Watch carefully. I am going to stand here, then turn to face the door. How much did I turn? Was it a small turn, a quarter turn, a half turn, or all the way round?
Look at the clock on the board too. The two hands at 3:00 make a sharp square corner, just like the corner I turned through. That amount of turn is called an angle.
Today we name four different angles by how much they turn.
Stand at the front, then make a clean quarter-turn to face whichever wall sits at a right angle to your start. Give five seconds of quiet think-time before any hands go up. Point briefly at the clock image to anchor the connection: the body turn and the clock hands are showing the same quarter turn.
Watch as the orange ray on the angle-tool makes four different angles. Notice that each one is named by how MUCH the ray has turned, not by how long the rays look.
A quarter turn. The two rays meet at a sharp square corner, just like the corner of your maths book.
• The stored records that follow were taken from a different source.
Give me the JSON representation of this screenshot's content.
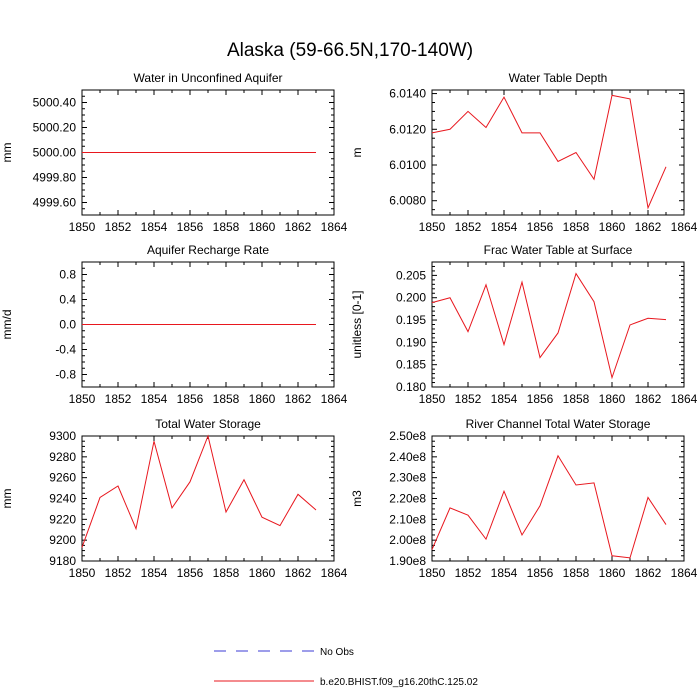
{
  "figure_title": "Alaska (59-66.5N,170-140W)",
  "colors": {
    "model": "#e8171e",
    "obs": "#3b3bd6",
    "axis": "#000000"
  },
  "legend": [
    {
      "label": "No Obs",
      "style": "dashed",
      "color": "#3b3bd6"
    },
    {
      "label": "b.e20.BHIST.f09_g16.20thC.125.02",
      "style": "solid",
      "color": "#e8171e"
    }
  ],
  "chart_data": [
    {
      "type": "line",
      "title": "Water in Unconfined Aquifer",
      "xlabel": "",
      "ylabel": "mm",
      "xlim": [
        1850,
        1864
      ],
      "ylim": [
        4999.5,
        5000.5
      ],
      "x": [
        1850,
        1851,
        1852,
        1853,
        1854,
        1855,
        1856,
        1857,
        1858,
        1859,
        1860,
        1861,
        1862,
        1863
      ],
      "series": [
        {
          "name": "b.e20.BHIST.f09_g16.20thC.125.02",
          "values": [
            5000,
            5000,
            5000,
            5000,
            5000,
            5000,
            5000,
            5000,
            5000,
            5000,
            5000,
            5000,
            5000,
            5000
          ]
        }
      ],
      "xticks": [
        1850,
        1852,
        1854,
        1856,
        1858,
        1860,
        1862,
        1864
      ],
      "xtick_labels": [
        "1850",
        "1852",
        "1854",
        "1856",
        "1858",
        "1860",
        "1862",
        "1864"
      ],
      "yticks": [
        4999.6,
        4999.8,
        5000.0,
        5000.2,
        5000.4
      ],
      "ytick_labels": [
        "4999.60",
        "4999.80",
        "5000.00",
        "5000.20",
        "5000.40"
      ],
      "y_minor": 0.05
    },
    {
      "type": "line",
      "title": "Water Table Depth",
      "xlabel": "",
      "ylabel": "m",
      "xlim": [
        1850,
        1864
      ],
      "ylim": [
        6.0072,
        6.0142
      ],
      "x": [
        1850,
        1851,
        1852,
        1853,
        1854,
        1855,
        1856,
        1857,
        1858,
        1859,
        1860,
        1861,
        1862,
        1863
      ],
      "series": [
        {
          "name": "b.e20.BHIST.f09_g16.20thC.125.02",
          "values": [
            6.0118,
            6.012,
            6.013,
            6.0121,
            6.0138,
            6.0118,
            6.0118,
            6.0102,
            6.0107,
            6.0092,
            6.0139,
            6.0137,
            6.0076,
            6.0099
          ]
        }
      ],
      "xticks": [
        1850,
        1852,
        1854,
        1856,
        1858,
        1860,
        1862,
        1864
      ],
      "xtick_labels": [
        "1850",
        "1852",
        "1854",
        "1856",
        "1858",
        "1860",
        "1862",
        "1864"
      ],
      "yticks": [
        6.008,
        6.01,
        6.012,
        6.014
      ],
      "ytick_labels": [
        "6.0080",
        "6.0100",
        "6.0120",
        "6.0140"
      ],
      "y_minor": 0.0005
    },
    {
      "type": "line",
      "title": "Aquifer Recharge Rate",
      "xlabel": "",
      "ylabel": "mm/d",
      "xlim": [
        1850,
        1864
      ],
      "ylim": [
        -1,
        1
      ],
      "x": [
        1850,
        1851,
        1852,
        1853,
        1854,
        1855,
        1856,
        1857,
        1858,
        1859,
        1860,
        1861,
        1862,
        1863
      ],
      "series": [
        {
          "name": "b.e20.BHIST.f09_g16.20thC.125.02",
          "values": [
            0,
            0,
            0,
            0,
            0,
            0,
            0,
            0,
            0,
            0,
            0,
            0,
            0,
            0
          ]
        }
      ],
      "xticks": [
        1850,
        1852,
        1854,
        1856,
        1858,
        1860,
        1862,
        1864
      ],
      "xtick_labels": [
        "1850",
        "1852",
        "1854",
        "1856",
        "1858",
        "1860",
        "1862",
        "1864"
      ],
      "yticks": [
        -0.8,
        -0.4,
        0.0,
        0.4,
        0.8
      ],
      "ytick_labels": [
        "-0.8",
        "-0.4",
        "0.0",
        "0.4",
        "0.8"
      ],
      "y_minor": 0.1
    },
    {
      "type": "line",
      "title": "Frac Water Table at Surface",
      "xlabel": "",
      "ylabel": "unitless [0-1]",
      "xlim": [
        1850,
        1864
      ],
      "ylim": [
        0.18,
        0.208
      ],
      "x": [
        1850,
        1851,
        1852,
        1853,
        1854,
        1855,
        1856,
        1857,
        1858,
        1859,
        1860,
        1861,
        1862,
        1863
      ],
      "series": [
        {
          "name": "b.e20.BHIST.f09_g16.20thC.125.02",
          "values": [
            0.1989,
            0.2,
            0.1924,
            0.2029,
            0.1895,
            0.2035,
            0.1866,
            0.1921,
            0.2054,
            0.1991,
            0.1821,
            0.1939,
            0.1954,
            0.1951
          ]
        }
      ],
      "xticks": [
        1850,
        1852,
        1854,
        1856,
        1858,
        1860,
        1862,
        1864
      ],
      "xtick_labels": [
        "1850",
        "1852",
        "1854",
        "1856",
        "1858",
        "1860",
        "1862",
        "1864"
      ],
      "yticks": [
        0.18,
        0.185,
        0.19,
        0.195,
        0.2,
        0.205
      ],
      "ytick_labels": [
        "0.180",
        "0.185",
        "0.190",
        "0.195",
        "0.200",
        "0.205"
      ],
      "y_minor": 0.001
    },
    {
      "type": "line",
      "title": "Total Water Storage",
      "xlabel": "",
      "ylabel": "mm",
      "xlim": [
        1850,
        1864
      ],
      "ylim": [
        9180,
        9300
      ],
      "x": [
        1850,
        1851,
        1852,
        1853,
        1854,
        1855,
        1856,
        1857,
        1858,
        1859,
        1860,
        1861,
        1862,
        1863
      ],
      "series": [
        {
          "name": "b.e20.BHIST.f09_g16.20thC.125.02",
          "values": [
            9193,
            9241,
            9252,
            9211,
            9295,
            9231,
            9256,
            9300,
            9227,
            9258,
            9222,
            9214,
            9244,
            9229
          ]
        }
      ],
      "xticks": [
        1850,
        1852,
        1854,
        1856,
        1858,
        1860,
        1862,
        1864
      ],
      "xtick_labels": [
        "1850",
        "1852",
        "1854",
        "1856",
        "1858",
        "1860",
        "1862",
        "1864"
      ],
      "yticks": [
        9180,
        9200,
        9220,
        9240,
        9260,
        9280,
        9300
      ],
      "ytick_labels": [
        "9180",
        "9200",
        "9220",
        "9240",
        "9260",
        "9280",
        "9300"
      ],
      "y_minor": 5
    },
    {
      "type": "line",
      "title": "River Channel Total Water Storage",
      "xlabel": "",
      "ylabel": "m3",
      "xlim": [
        1850,
        1864
      ],
      "ylim": [
        190000000.0,
        250000000.0
      ],
      "x": [
        1850,
        1851,
        1852,
        1853,
        1854,
        1855,
        1856,
        1857,
        1858,
        1859,
        1860,
        1861,
        1862,
        1863
      ],
      "series": [
        {
          "name": "b.e20.BHIST.f09_g16.20thC.125.02",
          "values": [
            195500000.0,
            215500000.0,
            212000000.0,
            200500000.0,
            223500000.0,
            202500000.0,
            216500000.0,
            240500000.0,
            226500000.0,
            227500000.0,
            192500000.0,
            191500000.0,
            220500000.0,
            207500000.0
          ]
        }
      ],
      "xticks": [
        1850,
        1852,
        1854,
        1856,
        1858,
        1860,
        1862,
        1864
      ],
      "xtick_labels": [
        "1850",
        "1852",
        "1854",
        "1856",
        "1858",
        "1860",
        "1862",
        "1864"
      ],
      "yticks": [
        190000000.0,
        200000000.0,
        210000000.0,
        220000000.0,
        230000000.0,
        240000000.0,
        250000000.0
      ],
      "ytick_labels": [
        "1.90e8",
        "2.00e8",
        "2.10e8",
        "2.20e8",
        "2.30e8",
        "2.40e8",
        "2.50e8"
      ],
      "y_minor": 2500000.0
    }
  ]
}
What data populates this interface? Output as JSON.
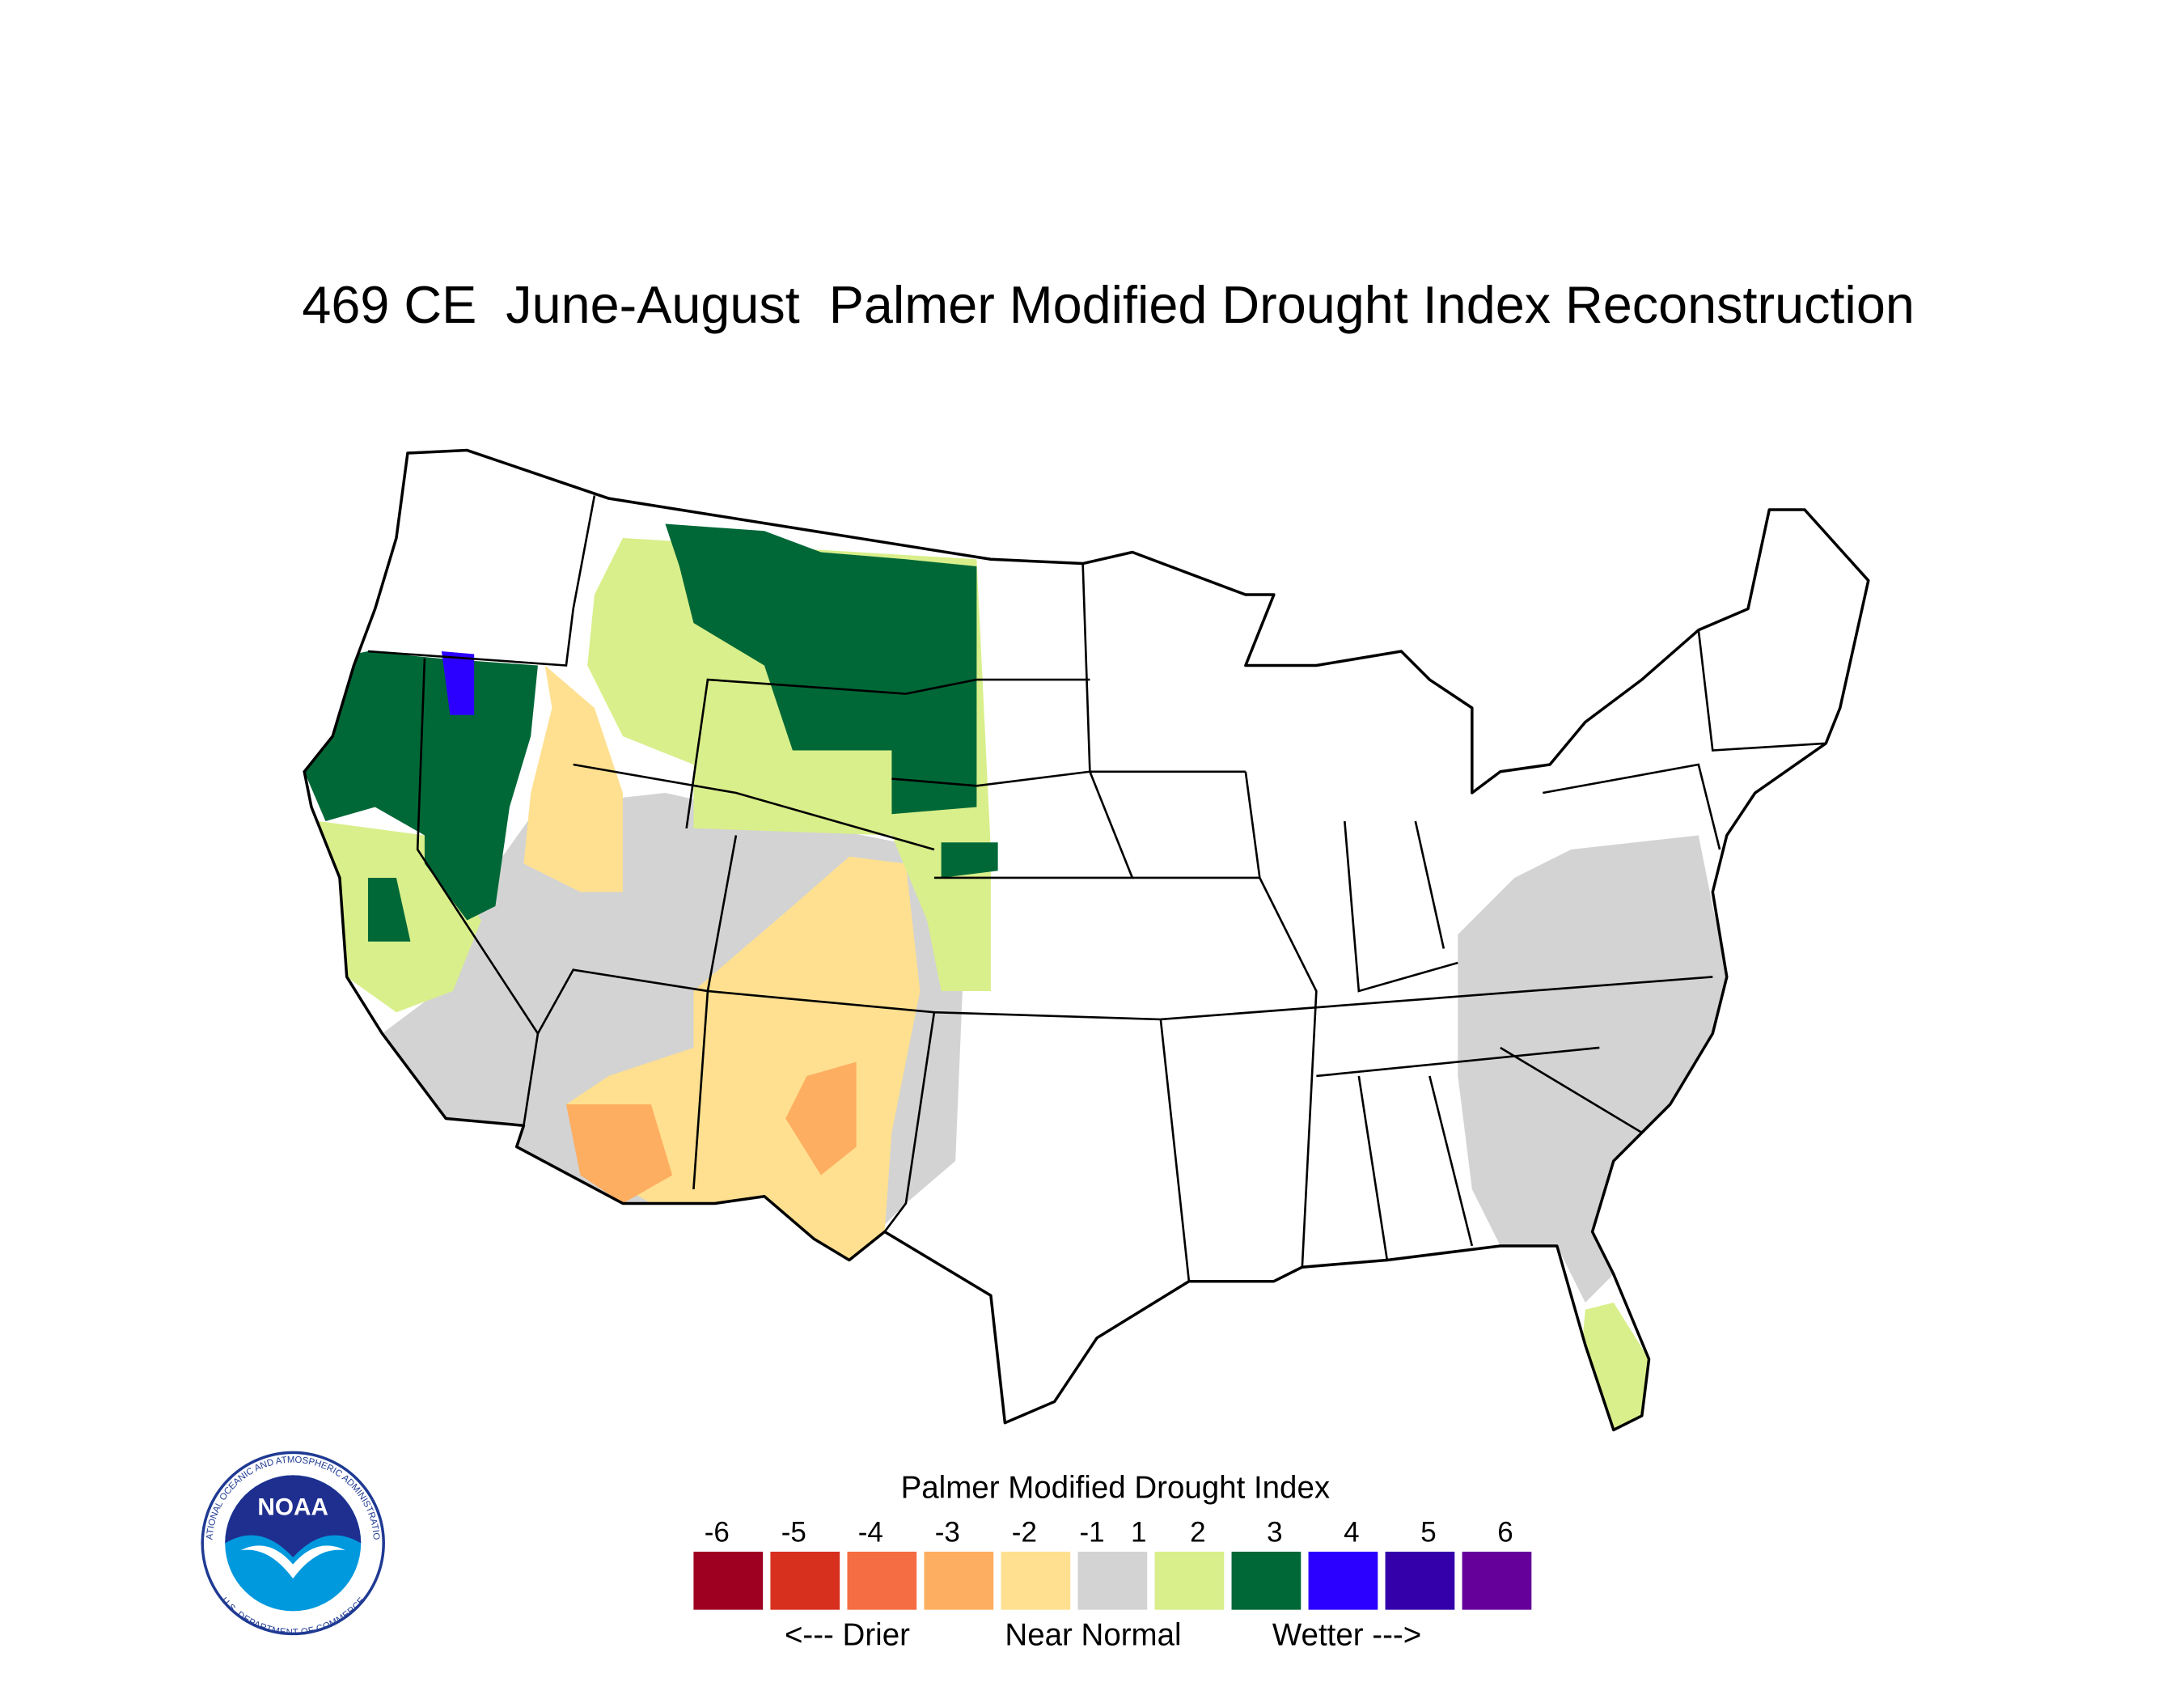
{
  "title": "469 CE  June-August  Palmer Modified Drought Index Reconstruction",
  "legend": {
    "title": "Palmer Modified Drought Index",
    "ticks": [
      -6,
      -5,
      -4,
      -3,
      -2,
      -1,
      1,
      2,
      3,
      4,
      5,
      6
    ],
    "colors": [
      "#9e0022",
      "#d7301f",
      "#f46d43",
      "#fdae61",
      "#fee090",
      "#d3d3d3",
      "#d9ef8b",
      "#006837",
      "#2b00ff",
      "#3300aa",
      "#66009a"
    ],
    "labels": [
      "<--- Drier",
      "Near Normal",
      "Wetter --->"
    ]
  },
  "logo": {
    "name": "NOAA",
    "ring_top": "NATIONAL OCEANIC AND ATMOSPHERIC ADMINISTRATION",
    "ring_bottom": "U.S. DEPARTMENT OF COMMERCE"
  }
}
Smaller than a right angle. A narrow, sharp opening, like the hands of a clock just after one o'clock.
Bigger than a right angle but not yet straight, like a laptop opened wider than a square corner.
A half turn. The two rays now point in opposite directions and make one straight line.
Walk each example aloud, one at a time. Point to the vertex (where the two rays meet) on the IWB so pupils know exactly where to look.
Today we name each angle the orange ray makes. As I drag the ray slowly, everyone calls out together: acute, right, obtuse, or straight.
Then one pupil takes a turn at the board. While that pupil is dragging, the rest of us watch where the ray lands and name the angle aloud together.
This round is for talking it through together. Pupils take turns at the board and the class agrees or corrects out loud.
Drag the ray slowly through the full range. Pause at clear examples (around 30°, 60°, 90°, 120°, 160°, 180°) and let the class name the angle. When you call up an individual pupil, give them a named target ('set it to an obtuse angle, somewhere bigger than 100°') rather than an exact number, keep this round about naming the type, not yet about precision.
Watch for the obtuse-vs-straight slip: pupils sometimes call 160° straight because it looks close. Drag a clear 180° straight after each obtuse to reset the contrast.
In your maths copy, sketch one example each of the four angle types: right, acute, obtuse, and straight. Label each one with its degree range. Mark the right angle with a small square at the vertex so anyone reading your page knows it is exactly 90 degrees.
Walk the row glancing at the small square marker on the right angle and the relative sizes of acute against obtuse, this is whole-class copybook practice, not marking.
Take the class to whichever open space your school has room in — the yard, the hall, the corridor, or even beside the desks if no other space is free. Pupils stand facing the same starting direction (call it 'north'); they reset to face north between calls so every turn starts fresh.
Run the compass game indoors. Pupils stand beside their desks and turn in place, resetting to face the front of the room between calls. For the angle-spotting, look around the classroom: book corners, door frames, the lid of an open laptop, the hands of the wall clock.
Run the calls brisk: about thirty seconds each, including the reset back to north. Always reset to face north between calls, so each named angle is the angle of that one turn, not a running total.
Name the angle aloud immediately after each turn ('that was a right angle, 90 degrees'). Watch for pupils who turn the wrong way; have them check against their neighbour to recalibrate before the next call.
For the angle-spotting after the turns, point out one or two yourself to start the eyes off (a window corner is a right angle; a door propped open is obtuse) and let the class find the rest.